CARSON CITY, Nev.—Joe Lombardo sits in the governor’s chair in Nevada. The trouble is, you wouldn’t know it unless you checked the stationery. He’s there, alright—hollow-eyed, pen in hand, signing vetoes like a bored substitute teacher crossing out wrong answers on a multiple-choice test.
But governing? That’s a different matter entirely.
See, Lombardo’s got a problem–a gnawing existential dilemma unsolvable with a veto stamp and a tough-guy scowl. The problem is that he is hopelessly, irretrievably out of step with the current political moment.
A Republican governor in a state with a Democratic Legislature is one thing, but a Republican governor not knowing what to do about it. That’s a tragicomic farce.
Once upon a time, men like Lombardo ran things with an iron fist—sheriff, lawman, the guy who told you to shut up and do so, but now boxed in, rendered politically impotent, a cautionary tale of a man who won an election but lost the plot. The GOP wants action, blood, scorched-earth politics. Instead, they got a governor whose signature move is a defeated shrug.
He is the perfect inverse of Donald Trump. If Trump is the patron saint of belligerent executive power—”I’ll do whatever I want, and no one can stop me”—then Lombardo is the ghostly echo: “I can’t do anything, and no one can make me.”
His great triumph? Not becoming entirely irrelevant by a razor-thin margin—a single vote in each chamber prevented a Democratic supermajority from turning him into a figurehead. But let’s not pretend he emerged victorious from some great battle.

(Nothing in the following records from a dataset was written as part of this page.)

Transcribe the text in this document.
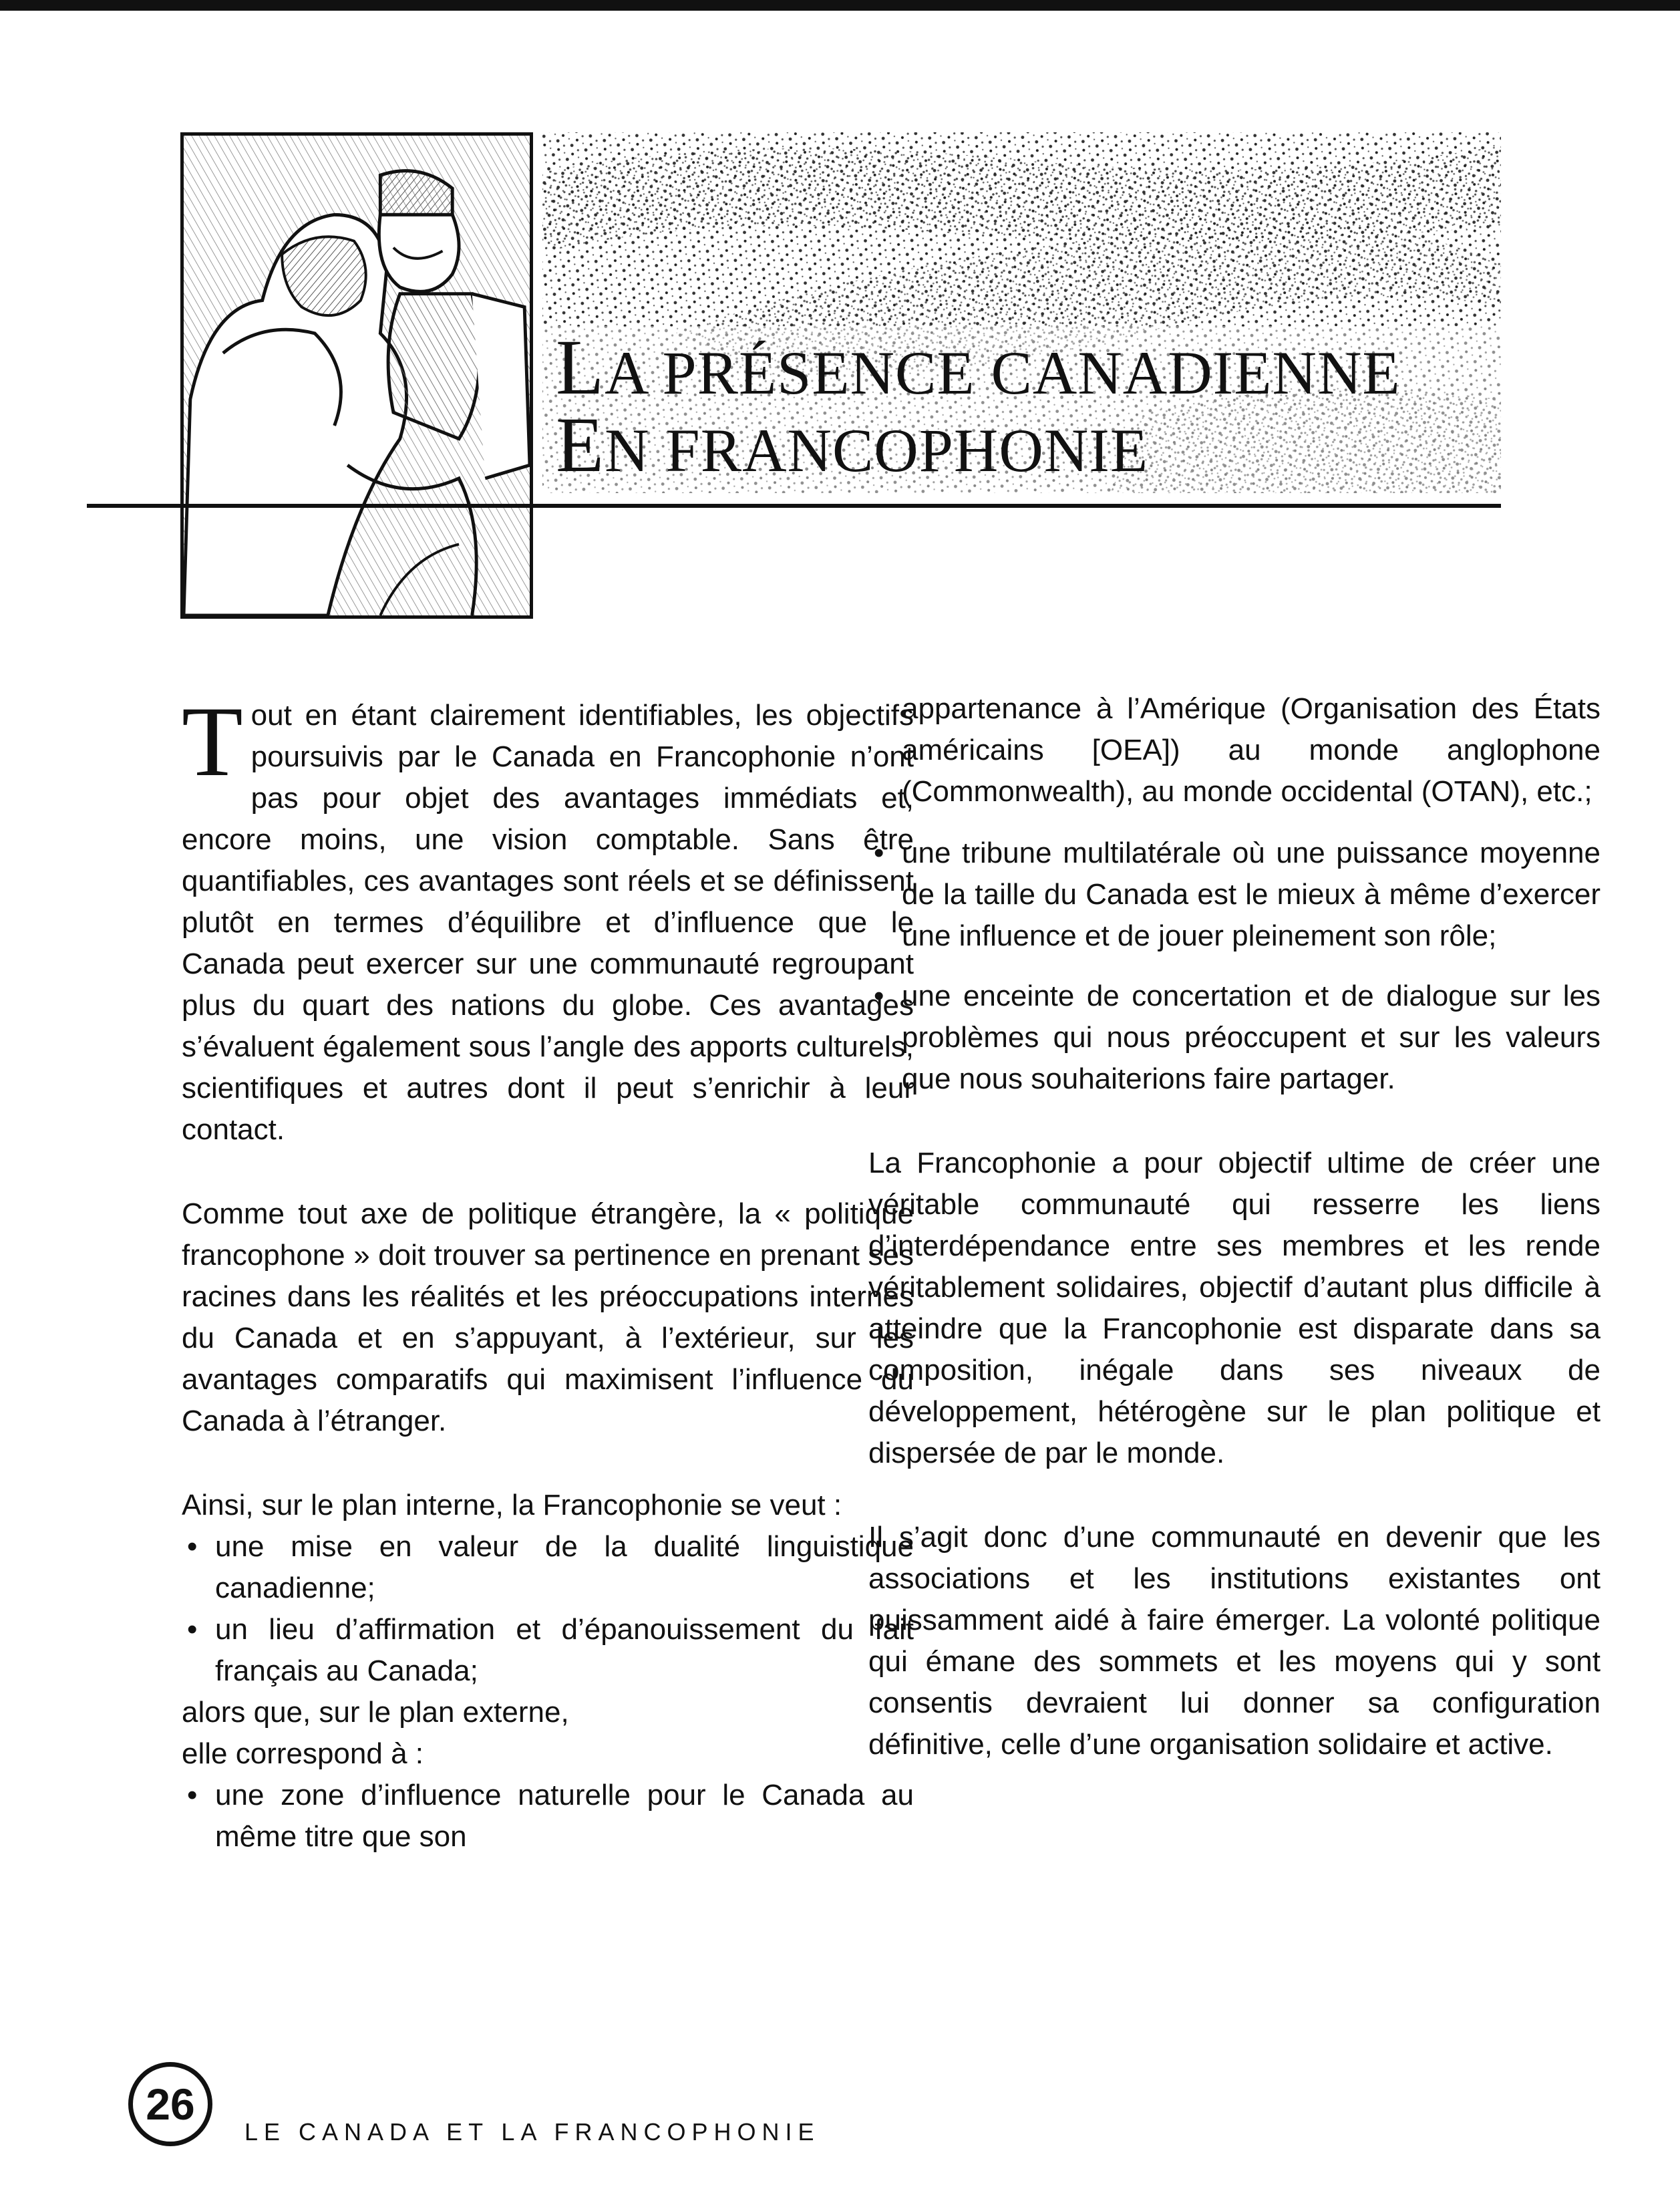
LA PRÉSENCE CANADIENNE
EN FRANCOPHONIE

Tout en étant clairement identifiables, les objectifs poursuivis par le Canada en Francophonie n’ont pas pour objet des avantages immédiats et, encore moins, une vision comptable. Sans être quantifiables, ces avantages sont réels et se définissent plutôt en termes d’équilibre et d’influence que le Canada peut exercer sur une communauté regroupant plus du quart des nations du globe. Ces avantages s’évaluent également sous l’angle des apports culturels, scientifiques et autres dont il peut s’enrichir à leur contact.

Comme tout axe de politique étrangère, la « politique francophone » doit trouver sa pertinence en prenant ses racines dans les réalités et les préoccupations internes du Canada et en s’appuyant, à l’extérieur, sur les avantages comparatifs qui maximisent l’influence du Canada à l’étranger.

Ainsi, sur le plan interne, la Francophonie se veut :

• une mise en valeur de la dualité linguistique canadienne;
• un lieu d’affirmation et d’épanouissement du fait français au Canada;

alors que, sur le plan externe, elle correspond à :

• une zone d’influence naturelle pour le Canada au même titre que son

appartenance à l’Amérique (Organisation des États américains [OEA]) au monde anglophone (Commonwealth), au monde occidental (OTAN), etc.;

• une tribune multilatérale où une puissance moyenne de la taille du Canada est le mieux à même d’exercer une influence et de jouer pleinement son rôle;
• une enceinte de concertation et de dialogue sur les problèmes qui nous préoccupent et sur les valeurs que nous souhaiterions faire partager.

La Francophonie a pour objectif ultime de créer une véritable communauté qui resserre les liens d’interdépendance entre ses membres et les rende véritablement solidaires, objectif d’autant plus difficile à atteindre que la Francophonie est disparate dans sa composition, inégale dans ses niveaux de développement, hétérogène sur le plan politique et dispersée de par le monde.

Il s’agit donc d’une communauté en devenir que les associations et les institutions existantes ont puissamment aidé à faire émerger. La volonté politique qui émane des sommets et les moyens qui y sont consentis devraient lui donner sa configuration définitive, celle d’une organisation solidaire et active.

26
LE CANADA ET LA FRANCOPHONIE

It wasn’t a war fought in the trenches. It was a bureaucratic coin flip, saving Lombardo’s career from immediate irrelevance.
And so, he sits, a governor with no signature achievement, no grand legislative wins, no defining purpose beyond not being a Democrat. His veto messages read like someone composing a breakup text while half-asleep—rambling, noncommittal, and entirely unconvincing.
If vetoing bills is the height of his ambition, the least he could do is put some flair into it. It is politics, damn it, not a county clerk’s office.
Oh, but he has tried to do things. Badly. Catastrophically. Do we all remember the school choice debacle? The “Opportunity Scholarships” grift, where a shadowy out-of-state nonprofit pocketed the cash, leaving students in the lurch? That was Lombardo’s moment to shine, his big play to demonstrate leadership—and instead, it collapsed, like a Vegas casino demo job.
Now, desperate to prove he’s doing something, he turns to the budget screw-up. Perhaps a minor arithmetic disaster, but revealing in its sheer carelessness. They balance the damn budget. That’s the job. It ain’t optional. Screwing that up is like a firefighter forgetting how to use a hose.
Now we enter Scene Two of Act One of this plodding, uninspired administration. The Trump campaign looms like an incoming hurricane, and Lombardo will find himself needing to navigate Medicaid battles, school funding nightmares, and a political machine that expects him to deliver something.
He’ll be on the ballot this fall, asking Nevada’s voters for another four years of–whatever this is. And the only real question left is: What is the point?